The function sub_E3Ecomes down to the following steps:

  1. Save the input argument to an array.
  2. Calculate the offset offset.
  3. Pull 2 ​​bytes to the address 0x00011FC0 + offset(ROM).
  4. Result = (предыдущий результат >> 8) ^ (2 байта 0x00011FC0 + offset).

Imagine the function sub_E3Ein this form:

def sub_E3E(prev_sub_E3E_result, d2, d2_storage):
	def calc_offset():
		return 2 * ((prev_sub_E3E_result ^ d2) & 0xff)
	offset = calc_offset()
	with open("dump_00011FC0", 'rb') as f:
		dump_00011FC0_4096b = f.read()
	some = dump_00011FC0_4096b[offset:offset + 2]
	some = int.from_bytes(some, byteorder="big")
	prev_sub_E3E_result = prev_sub_E3E_result >> 8
	return prev_sub_E3E_result ^ some

dump_00011FC0Is just a file where I saved 4096 bytes from [0x00011FC0:00011FC0+4096].

Activity around 1FC4

0x00001FC4We have not yet seen the address , but it is easy to find, because the block goes almost immediately after the first cycle.


This block changes the contents by address 0x00FF0D46(register a2), and it is there that the hash of the key is stored, so we are now studying this block. Let's see what happens here.

  1. A condition that determines selected left or right branch is: (хэш первой половины ключа) & 0b1 != 0. That is, the first bit of the hash is checked.
  2. If you look at both branches, you will see:
    • In both cases, a shift to the right by 1 bit occurs.
    • An operation is performed on the hash in the left branch ИЛИ 0x8000.
    • In both cases, the 0x00FF0D46processed hash value is written to the address , that is, the hash is replaced with a new value.
    • Further calculations are not critical, because, roughly speaking, there are no write operations to (a2)(there is no instruction where the second operand would be (a2)).

Imagine a block like this:

def transform(hash_2b):
	new = hash_2b >> 1
	if hash_2b & 0b1 != 0:
		new = new | 0x8000
	return new

The second important loop is loc_203E

loc_203E- cycle, because 0x0000206C bne.s loc_203E.


This cycle calculates the hash and here is its main feature: jsr (a0)- it is a call to a function sub_E3Ethat we have already examined - it relies on the previous result of its own work and on some input argument (it was passed through the register above d2, and here through d0).

Let's find out what is passed to her through the register d0.

We have already met with the construction 0x34(a2) - there the function sub_E3Esaves the passed argument. This means that previously passed arguments are used in this loop.

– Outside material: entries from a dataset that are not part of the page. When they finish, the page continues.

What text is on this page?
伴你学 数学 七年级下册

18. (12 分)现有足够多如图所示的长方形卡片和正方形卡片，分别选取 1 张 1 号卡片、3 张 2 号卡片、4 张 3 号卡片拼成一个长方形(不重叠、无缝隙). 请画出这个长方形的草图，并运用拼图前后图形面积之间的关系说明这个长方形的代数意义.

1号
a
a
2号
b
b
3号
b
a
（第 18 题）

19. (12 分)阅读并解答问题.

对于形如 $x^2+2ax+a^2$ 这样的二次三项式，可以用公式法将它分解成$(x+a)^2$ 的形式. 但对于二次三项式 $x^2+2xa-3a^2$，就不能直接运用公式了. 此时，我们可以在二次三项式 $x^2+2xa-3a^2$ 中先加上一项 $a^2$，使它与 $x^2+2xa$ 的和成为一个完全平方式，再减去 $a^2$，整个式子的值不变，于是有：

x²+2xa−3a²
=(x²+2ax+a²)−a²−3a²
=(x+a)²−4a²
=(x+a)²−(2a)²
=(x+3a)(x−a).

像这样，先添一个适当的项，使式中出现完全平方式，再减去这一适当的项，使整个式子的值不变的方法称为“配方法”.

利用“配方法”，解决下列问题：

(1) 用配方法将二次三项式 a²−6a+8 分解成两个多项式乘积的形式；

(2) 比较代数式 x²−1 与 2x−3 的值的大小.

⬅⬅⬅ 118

But not all.

Decrypt the code part:

Здесь берется 2 байта из адреса a2+0x1C
move.w 0x1C(a2), d0
neg.l d0
В регистр a0 пишется адрес последнего сохраненного аргумента функции sub_E3E
movea.l 0x34(a2), a0
Наконец, в d0 пишутся 2 байта по адресу a0-d0(вычитание потому что d0 инвертирован)
move.b (a0, d0.l), d0

The bottom line is a simple action: at each iteration, take the d0stored argument from the end of the array. That is, if d04 is stored in , then we take the fourth element from the end.

If so, what are the specific meanings d0? Here I did without scripts, but simply wrote them out, putting a break at the beginning of this block. Here they are: 0x04, 0x04, 0x04, 0x1C, 0x1A, 0x1A, 0x06, 0x42, 0x02.

Now we have everything to write a complete key hash calculation function.

Full hash calculation function

def finish_hash(hash_2b):
	# Правило преобразования хэша
	def transform(hash_2b):
		new = hash_2b >> 1
		if hash_2b & 0b1 != 0:
			new = new | 0x8000
		return new
	main_cycle_counter = [17, 2, 2, 3, 4, 38, 10, 30, 4]
	second_cycle_counter = [2, 2, 2, 2, 2, 4, 2, 4, 28]
	counters = list(zip(main_cycle_counter, second_cycle_counter))
	d2_storage = []
	storage_offsets = [0x04, 0x04, 0x04, 0x1C, 0x1A, 0x1A, 0x06, 0x42, 0x02]
	prev_sub_E3E_result = 0x0000
	sub_5EC = sub_5EC_gen()
	for i in range(9):
		c = counters[i]
		for _ in range(c[0]):
			d0 = next(sub_5EC)
			d1 = hash_2b & 0xff
			d2 = d0 ^ d1
			curr_sub_E3E_result = sub_E3E(prev_sub_E3E_result, d2, d2_storage)
			prev_sub_E3E_result = curr_sub_E3E_result
		storage_offset = storage_offsets.pop(0)
		for _ in range(c[1]):
			d2 = d2_storage[-storage_offset]
			curr_sub_E3E_result = sub_E3E(prev_sub_E3E_result, d2, d2_storage)
			prev_sub_E3E_result = curr_sub_E3E_result
		hash_2b = transform(hash_2b)
	return curr_sub_E3E_result

Health Check

  1. In the debugger, we put a break on the address 0x0000180A move.l 0x1000,(sp)(immediately after calculating the hash).
  2. Break to the address 0x00001F16 beq.w loc_20EA(comparison of the final hash with a constant 0xCB4C).
  3. In the program, enter the key ABCDEFGHIJKLMNOP, click Enter.
  4. The debugger stops at 0x0000180A, and we see that a d5value has been written to the register 0xFFFF44CC, the 0x44CCfirst hash.
  5. We start the debugger further.
  6. We stop at 0x00001F16and see what 0x00FF0D6Alies at the address 0x4840- the final hash
  7. Now check out our finish_hash (hash_2b) function:
    >>> r = finish_hash(0x44CC)
    >>> print(hex(r))

We are looking for the right key 1

The correct key is this key whose final hash is equal 0xCB4C(found out above). Hence the question: what should be the first hash for the final to become 0xCB4C?

Now it’s easy to find out:

def find_CB4C():
	result = []
	for hash_2b in range(0xFFFF+1):
		final_hash = finish_hash(hash_2b)
		if final_hash == 0xCB4C:
	return result
>>> r = find_CB4C()
>>> print(r)

The output of the program suggests that there is only one option: the first hash should be 0xFEDC.

What characters do we need to have their first hash 0xFEDC?

Since 0xFEDC = хэш_первых_4_символов ^ хэш_вторых_4_символов, then you need to find only хэш_первых_4_символовbecause хэш_вторых_4_символов = хэш_первых_4_символов ^ 0xFEDC. And then decode both hashes.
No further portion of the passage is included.